Seattle resident Lauren Ferrari has been banned from Facebook for seven days for ”violating community standards.”
Her transgression?
Posting a photo of her five-year-old pretending to nurse her two-year old. The caption read:
She says she’s nursing her baby.
Within 24 hours Facebook had removed the photo and booted Ferrari.
Even Seattle’s finest got into the act. Though not child porn, they say, the photo is poor parenting, because it’s impossible to control where the image may end up. (Especially ironic since Seattle added public breastfeeding to its list of protected civil rights barely three months ago.)
Says Stefanie Thomas, of the SPD/Washington State Internet Crimes Against Children Task Force:
There’s no real way of actually getting wherever that image ends up down off the Internet. So that’s something that this family, that these girls, are going to have to ultimately deal with.
Ri-i-i-ight. But since it’s not child porn, since it’s actually a picture of two small children playing feed-the-baby, what exactly are the girls going to have to “deal” with?

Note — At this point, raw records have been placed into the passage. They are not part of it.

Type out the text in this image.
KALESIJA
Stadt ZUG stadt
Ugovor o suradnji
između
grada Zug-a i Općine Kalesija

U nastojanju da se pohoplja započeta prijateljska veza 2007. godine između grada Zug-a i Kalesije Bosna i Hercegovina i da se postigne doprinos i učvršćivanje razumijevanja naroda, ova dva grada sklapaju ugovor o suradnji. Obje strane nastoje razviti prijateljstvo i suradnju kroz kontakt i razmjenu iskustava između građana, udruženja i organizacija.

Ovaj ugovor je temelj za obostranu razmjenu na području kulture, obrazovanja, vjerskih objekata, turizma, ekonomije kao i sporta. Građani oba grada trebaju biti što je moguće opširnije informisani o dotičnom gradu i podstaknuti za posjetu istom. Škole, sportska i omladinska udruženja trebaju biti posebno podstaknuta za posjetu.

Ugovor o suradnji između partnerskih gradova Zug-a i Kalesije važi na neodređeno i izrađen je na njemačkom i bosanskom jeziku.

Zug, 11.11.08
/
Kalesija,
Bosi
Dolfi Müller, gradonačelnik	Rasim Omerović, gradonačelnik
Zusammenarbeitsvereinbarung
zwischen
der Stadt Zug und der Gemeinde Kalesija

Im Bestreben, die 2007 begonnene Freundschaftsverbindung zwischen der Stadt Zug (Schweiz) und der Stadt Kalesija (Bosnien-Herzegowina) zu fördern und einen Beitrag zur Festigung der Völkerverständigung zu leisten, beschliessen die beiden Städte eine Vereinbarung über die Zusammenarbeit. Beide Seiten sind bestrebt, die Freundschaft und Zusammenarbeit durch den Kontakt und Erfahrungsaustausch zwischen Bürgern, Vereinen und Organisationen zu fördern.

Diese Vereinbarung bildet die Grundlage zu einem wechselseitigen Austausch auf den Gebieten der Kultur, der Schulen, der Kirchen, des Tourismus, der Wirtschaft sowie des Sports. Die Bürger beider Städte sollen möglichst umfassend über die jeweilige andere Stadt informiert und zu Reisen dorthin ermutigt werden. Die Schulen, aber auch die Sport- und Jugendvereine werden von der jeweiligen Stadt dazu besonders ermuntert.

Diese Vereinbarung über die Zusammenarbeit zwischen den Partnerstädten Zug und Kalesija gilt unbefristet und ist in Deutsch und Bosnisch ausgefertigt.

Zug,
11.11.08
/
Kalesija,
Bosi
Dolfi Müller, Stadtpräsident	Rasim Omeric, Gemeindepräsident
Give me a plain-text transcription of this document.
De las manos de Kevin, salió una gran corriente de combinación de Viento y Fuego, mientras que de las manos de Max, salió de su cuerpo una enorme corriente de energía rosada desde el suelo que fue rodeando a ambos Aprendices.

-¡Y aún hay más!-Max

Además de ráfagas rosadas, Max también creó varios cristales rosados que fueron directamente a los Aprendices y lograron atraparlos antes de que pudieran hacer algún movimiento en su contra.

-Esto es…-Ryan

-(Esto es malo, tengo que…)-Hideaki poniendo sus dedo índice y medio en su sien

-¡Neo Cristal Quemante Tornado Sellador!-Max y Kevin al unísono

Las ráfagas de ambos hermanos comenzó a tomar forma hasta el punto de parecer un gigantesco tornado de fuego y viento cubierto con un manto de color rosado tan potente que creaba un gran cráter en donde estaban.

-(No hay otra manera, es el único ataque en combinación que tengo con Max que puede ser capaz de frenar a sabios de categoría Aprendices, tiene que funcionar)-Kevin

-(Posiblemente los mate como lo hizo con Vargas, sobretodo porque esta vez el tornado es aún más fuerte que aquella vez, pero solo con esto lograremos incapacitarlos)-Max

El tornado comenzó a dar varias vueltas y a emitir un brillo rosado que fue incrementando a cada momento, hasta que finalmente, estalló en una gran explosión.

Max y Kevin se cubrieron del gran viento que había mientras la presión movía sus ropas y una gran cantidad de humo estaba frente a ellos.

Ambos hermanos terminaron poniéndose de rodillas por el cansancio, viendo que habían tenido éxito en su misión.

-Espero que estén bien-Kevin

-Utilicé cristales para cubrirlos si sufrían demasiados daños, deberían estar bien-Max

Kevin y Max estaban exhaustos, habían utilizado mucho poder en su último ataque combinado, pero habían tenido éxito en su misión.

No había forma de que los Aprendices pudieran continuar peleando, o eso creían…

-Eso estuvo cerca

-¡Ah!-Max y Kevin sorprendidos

News flash: Boobs are for food
Boobs are for feeding babies. All other uses are secondary.
For millenia, and until quite recently, breasts were the only way to feed babies. And they’re still clearly the best way:
- The American Academy of Pediatrics urges mothers to breastfeed exclusively for the first six months, and keep on breastfeeding for at least the first year. After that, they encourage breastfeeding for as long “as it is the right choice for you and your baby.”
- The World Health Organization (WHO) recommends breastfeeding “up to two years of age or beyond.”
Bottles aren’t bad, provided you don’t live in a developing country where the water is polluted. Or you’re so poor that you over-dilute the formula to fill your baby’s tummy. Or you’re so tired that you use dirty bottles.
They’re not bad, but neither are they best. Breast milk (or should I write “b—-t milk”?) is the perfect nutrition for children two and under.
And here’s another news flash. Children learn by playing pretend. By mimicking adult activities.
So-o-o-o, let me get this straight:
- We want to encourage more women to breastfeed. (New York City, for example, has talked most of the hospitals in the city into keeping the free formula samples under lock and key in an effort to do just that.)
- But we encourage children to pretend to feed babies with bottles. (Check out any toy department and notice how many baby dolls are sold with little plastic bottles.)
- And we come unglued when young children pretend (remember, that’s how children practice and learn adult behaviors) to feed babies the best way. The way we want to encourage.
According to HuffPo, in January Facebook took down a page with photos showing girls pretending to nurse their dolls. Later, they put the page back up and apologized for their gaffe.
Now they–and the Washington State Internet Crimes Against Children Task Force–owe Lauren Ferrari a similar apology.

Facebook is becoming a real, liberal-nazi place. They have banned me for commenting on a post by a ministry exposing LDS teachings, and all I said was that the LDS is not a Christian faith!
I live happily without Facebook, Twitter, a cell phone and any other gadgets that take me away from my prayer time.
Being a simple person, I keep up with family by phone or email.I don’t need to know what every family member or friend thinks about Susie’s new wallpaper!